I am now realizing how many times I have committed mortal sin. This thought is both frightening and sad, with a bit of indignation thrown in that very few churches "get it" when discussing sin -- or rather, dodging any serious discussion of it. I attended many churches where the primary objective was to "feel good" about oneself. We are loved. We are cherished. We have a destiny, a purpose. But the flipside that St. Paul spoke of in Romans is not visited too often. It's far too uncomfortable. Convicting. Frightening.

Venial sin is slight sin. If I deliberately got drunk so that I killed someone, that would be a grave matter, a mortal sin. But if I deliberately got drunk and told my neighbor what I really thought of them in uncharitable terms, that would be venial. (At least from what I understand so far.) Venial sins still damage my relationship with God and need to be forgiven.

The point about mortal sin is this: I must know that it is sin and then still decide to do it anyway. Sin separates us from God and that is what I need to focus upon. I am deliberately making light of the sacrifice He made when He gave His Son to the world for the forgiveness of sin because of my self-centeredness.

My fellow Catholic blogger, "Cathy of Alex" wrote about her own intense conviction of her sin, to the point where she was frantic about being able to find a parish to go to confession and receive the sacrament. I know some would read that and roll their eyes, thinking this is one Catholic who went a little overboard with their devotions. But when you start to get serious about God, and start seeking Him within the Sacraments; you begin to understand why the Catholic Church is so serious about sin. Because it is serious. And when it comes to our souls, no one looks out for you like the Catholic Church.


3 comments:

Charisms on Campus said...

WOW!! This is such an amazing and enlightening post! I too am a returned Catholic and I am now teaching myself all the ins and outs of the Church...why we do what we do, especially in the sacraments, and I have learned so much...such a richness and depth to Christianity I never experienced anywhere else.
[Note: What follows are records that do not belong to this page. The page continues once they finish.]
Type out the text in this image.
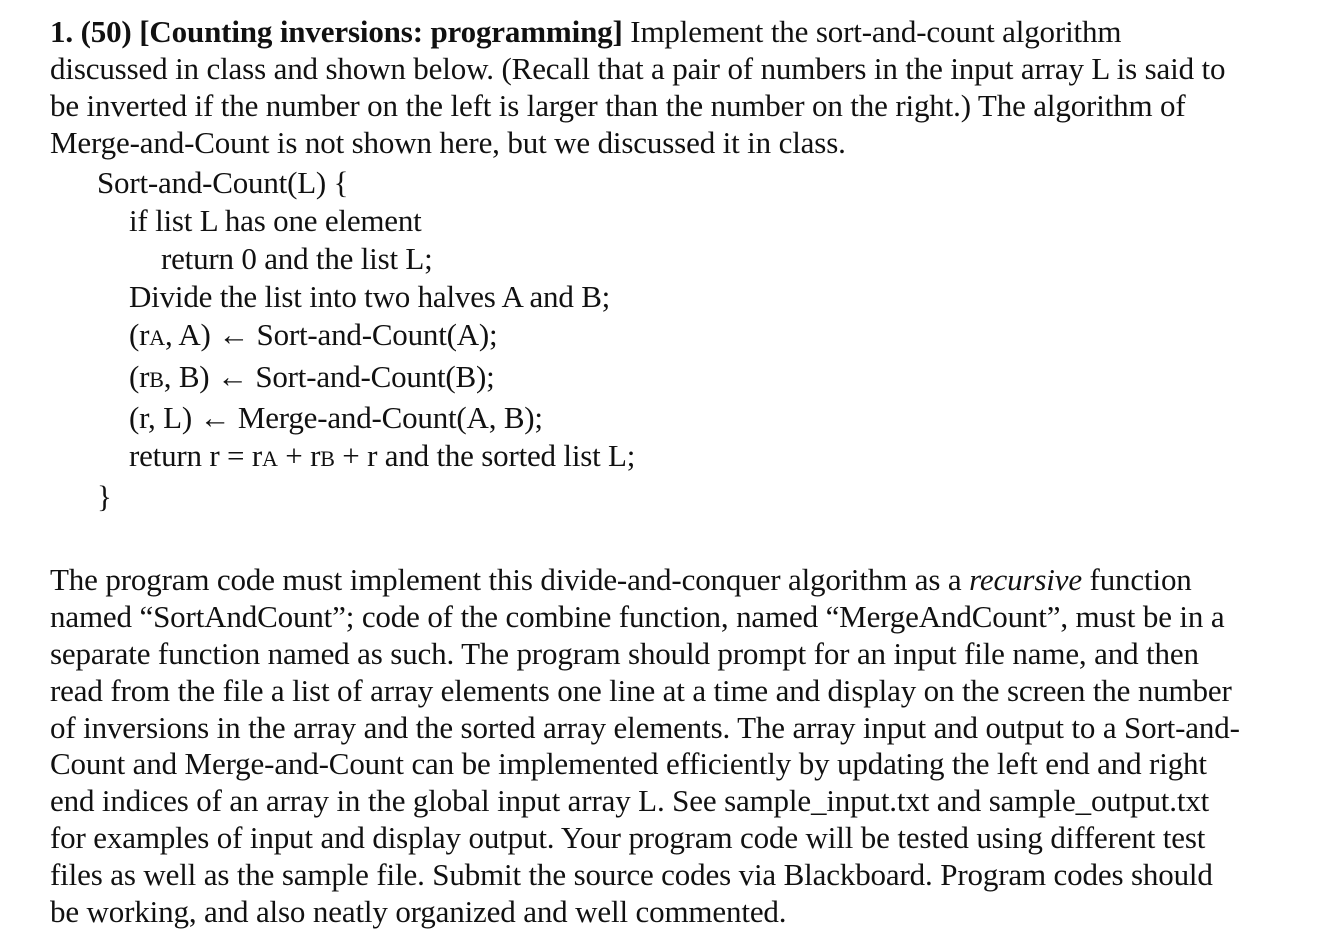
1. (50) [Counting inversions: programming] Implement the sort-and-count algorithm
discussed in class and shown below. (Recall that a pair of numbers in the input array L is said to
be inverted if the number on the left is larger than the number on the right.) The algorithm of
Merge-and-Count is not shown here, but we discussed it in class.
Sort-and-Count(L) {
if list L has one element
return 0 and the list L;
Divide the list into two halves A and B;
(rA, A) ← Sort-and-Count(A);
(rB, B) ← Sort-and-Count(B);
(r, L) ← Merge-and-Count(A, B);
return r = rA + rB + r and the sorted list L;
}
The program code must implement this divide-and-conquer algorithm as a recursive function
named “SortAndCount”; code of the combine function, named “MergeAndCount”, must be in a
separate function named as such. The program should prompt for an input file name, and then
read from the file a list of array elements one line at a time and display on the screen the number
of inversions in the array and the sorted array elements. The array input and output to a Sort-and-
Count and Merge-and-Count can be implemented efficiently by updating the left end and right
end indices of an array in the global input array L. See sample_input.txt and sample_output.txt
for examples of input and display output. Your program code will be tested using different test
files as well as the sample file. Submit the source codes via Blackboard. Program codes should
be working, and also neatly organized and well commented.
I never thought of sin in these terms, but your post really has given me extra food for thought on my journey through the "Confession" topic which has been weighing heavily on my heart lately.

May God bless you always!
Nikki

Mary Rose said...

Charisms, thanks for visiting! I also added you to my "Catholic Thought" blogroll. Congratulations on your return the the Catholic Church and your own journey. It sounds like you're on the right track. I'm with you as I rediscover the beauty and truth of our faith!

Sin is never easy to examine, but with Truth by our side, Jesus Christ, we can joyfully say that there is hope and freedom. No longer slaves of sin, we have been set free! But to experience the resurrection, we must first experience the Cross. Too often I've wanted to bypass that part.
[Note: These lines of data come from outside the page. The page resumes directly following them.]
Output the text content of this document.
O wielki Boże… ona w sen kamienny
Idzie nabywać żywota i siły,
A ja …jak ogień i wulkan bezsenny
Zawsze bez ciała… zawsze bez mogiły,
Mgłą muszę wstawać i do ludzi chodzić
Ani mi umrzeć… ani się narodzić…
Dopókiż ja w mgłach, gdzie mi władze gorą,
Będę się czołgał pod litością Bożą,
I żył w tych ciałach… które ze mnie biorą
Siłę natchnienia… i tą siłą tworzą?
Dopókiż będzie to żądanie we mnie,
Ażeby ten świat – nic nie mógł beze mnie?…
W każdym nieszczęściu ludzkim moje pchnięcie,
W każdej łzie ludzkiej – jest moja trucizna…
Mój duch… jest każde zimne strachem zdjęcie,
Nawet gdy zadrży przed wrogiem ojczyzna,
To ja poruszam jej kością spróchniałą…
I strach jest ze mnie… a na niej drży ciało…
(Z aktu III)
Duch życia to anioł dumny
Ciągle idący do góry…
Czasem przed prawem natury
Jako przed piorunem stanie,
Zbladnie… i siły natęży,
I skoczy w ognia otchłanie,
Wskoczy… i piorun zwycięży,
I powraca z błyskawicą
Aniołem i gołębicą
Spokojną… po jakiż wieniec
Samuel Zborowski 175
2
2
Hugs to you, a fellow sister in Christ! :-)

Rachel Gray said...

Well said, Mary Rose!

The Sacrament of Confession emphasizes, not just that God forgives me my sins, but that He forgives this *particular* sin, and *that* one, and that repenting of them means resolving not to commit them again. To me it feels like the meaning of sin and the price of forgiveness are all cut open and exposed, made clear and understandable and unavoidable.

When I was Protestant it was fuzzy. I would tell God, "I'm sorry," whenever I felt guilty, but I'd hold off on firmly deciding within myself whether the thing I was repenting was really a sin-- which meant I'd likely do it again as soon as I felt tempted to do so. Anyway, I was taught once-saved-always-saved and that all my sins, past and future, had been forgiven once and for all when I first prayed the sinner's prayer-- so nothing actually *happened* at the moment I said "I'm sorry" to God, except perhaps a change within me.

The effect of all this was that I lacked sufficient motivation to overcome certain serious sins, and I was distanced from God by vague guilt that my religion never forced me to resolve. But I prayed to God for help, and He answered the prayer and transformed my life by making me Catholic.